Exercise Routine While Pregnant?

|   November 7, 2016   |   Obstetrics & Maternity

Exercise Routine While Pregnant?

Many pregnant women think they should be eating for two, but what women really should be focusing on is exercising for two. According to the American Congress of Obstetric and Gynecology (ACOG), women with low-risk pregnancies should be exercising through all three trimesters. Although many women might have to adjust their routines as their pregnancy progresses, both aerobic and strength training exercises are recommended. While it’s not the best time to start new, challenging exercise routines, women who were active prior to their pregnancies shouldn’t give up on cardio and high intensity interval training. Women who were not active prior to becoming pregnant should not use that as a reason to stay that way. There are many forms of exercise that are easy on the body can be eased into, such as walking, stretching, swimming, and indoor stationary bike riding.

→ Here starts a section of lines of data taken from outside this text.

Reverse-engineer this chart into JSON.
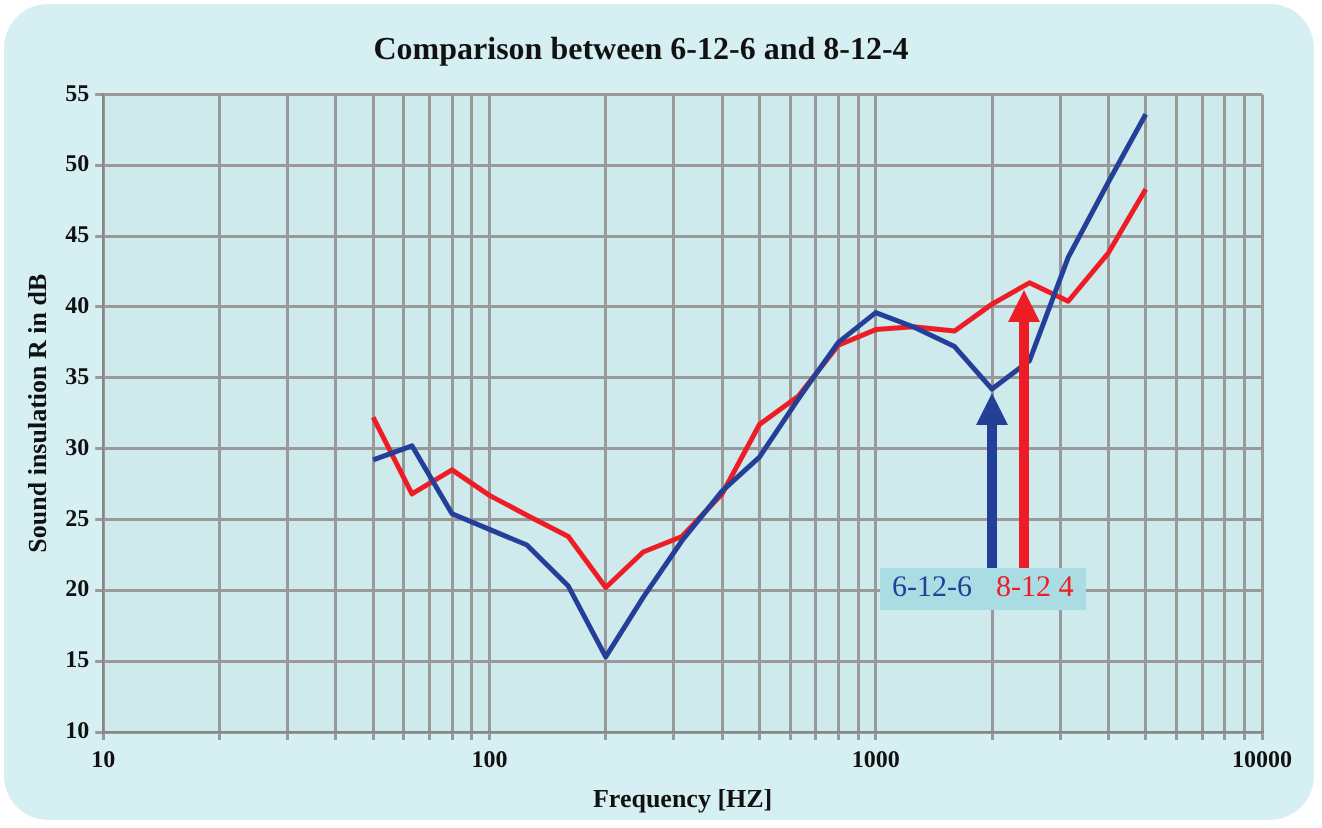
{
  "chart_data": {
    "type": "line",
    "title": "Comparison between 6-12-6 and 8-12-4",
    "xlabel": "Frequency [HZ]",
    "ylabel": "Sound insulation R in dB",
    "x": [
      50,
      63,
      80,
      100,
      125,
      160,
      200,
      250,
      315,
      400,
      500,
      630,
      800,
      1000,
      1250,
      1600,
      2000,
      2500,
      3150,
      4000,
      5000
    ],
    "series": [
      {
        "name": "6-12-6",
        "color": "#233f97",
        "values": [
          29.2,
          30.2,
          25.4,
          24.3,
          23.2,
          20.3,
          15.3,
          19.5,
          23.5,
          27,
          29.4,
          33.5,
          37.5,
          39.6,
          38.6,
          37.2,
          34.2,
          36.2,
          43.5,
          48.8,
          53.6
        ]
      },
      {
        "name": "8-12 4",
        "color": "#ee1c25",
        "values": [
          32.2,
          26.8,
          28.5,
          26.7,
          25.3,
          23.8,
          20.2,
          22.7,
          23.8,
          26.8,
          31.7,
          33.7,
          37.3,
          38.4,
          38.6,
          38.3,
          40.2,
          41.7,
          40.4,
          43.8,
          48.3
        ]
      }
    ],
    "log": "x",
    "xlim": [
      10,
      10000
    ],
    "ylim": [
      10,
      55
    ],
    "xticks": [
      10,
      {
        "value": 20,
        "label": null
      },
      {
        "value": 30,
        "label": null
      },
      {
        "value": 40,
        "label": null
      },
      {
        "value": 50,
        "label": null
      },
      {
        "value": 60,
        "label": null
      },
      {
        "value": 70,
        "label": null
      },
      {
        "value": 80,
        "label": null
      },
      {
        "value": 90,
        "label": null
      },
      100,
      {
        "value": 200,
        "label": null
      },
      {
        "value": 300,
        "label": null
      },
      {
        "value": 400,
        "label": null
      },
      {
        "value": 500,
        "label": null
      },
      {
        "value": 600,
        "label": null
      },
      {
        "value": 700,
        "label": null
      },
      {
        "value": 800,
        "label": null
      },
      {
        "value": 900,
        "label": null
      },
      1000,
      {
        "value": 2000,
        "label": null
      },
      {
        "value": 3000,
        "label": null
      },
      {
        "value": 4000,
        "label": null
      },
      {
        "value": 5000,
        "label": null
      },
      {
        "value": 6000,
        "label": null
      },
      {
        "value": 7000,
        "label": null
      },
      {
        "value": 8000,
        "label": null
      },
      {
        "value": 9000,
        "label": null
      },
      10000
    ],
    "yticks": [
      10,
      15,
      20,
      25,
      30,
      35,
      40,
      45,
      50,
      55
    ],
    "grid": true,
    "legend": "bottom right",
    "marker": "none",
    "line_style": "solid"
  }
}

Pregnancy should not be viewed as an appropriate time to lose weight, but it is also important to not take it as a free pass for excessive weight gain. Excessive weight gain during pregnancy can put a patient at higher risk for complications like gestational diabetes and preeclampsia.

Preventing excessive weight gain by exercising during pregnancy is not the sole reason to consider an active lifestyle; it can provide a psychological benefit. Many low impact routines, like swimming, can also provide relief of back and joint pains. Exercise routines that include yoga can also show their benefits in the delivery room, aiding with focus, breathing, and other physical benefits. Furthermore, staying active during the 40 weeks of pregnancy will often lead to a much quicker recovery, which is beneficial when you have a newborn to take care of. Women with high risk pregnancies are also recommended to keep up an active routine, as long as it is approved by their care provider.

Any decisions regarding exercise, diet and lifestyle should always be discussed with your doctor at The Woman’s Clinic and should only be maintained as long as is healthy both for the mother and the baby.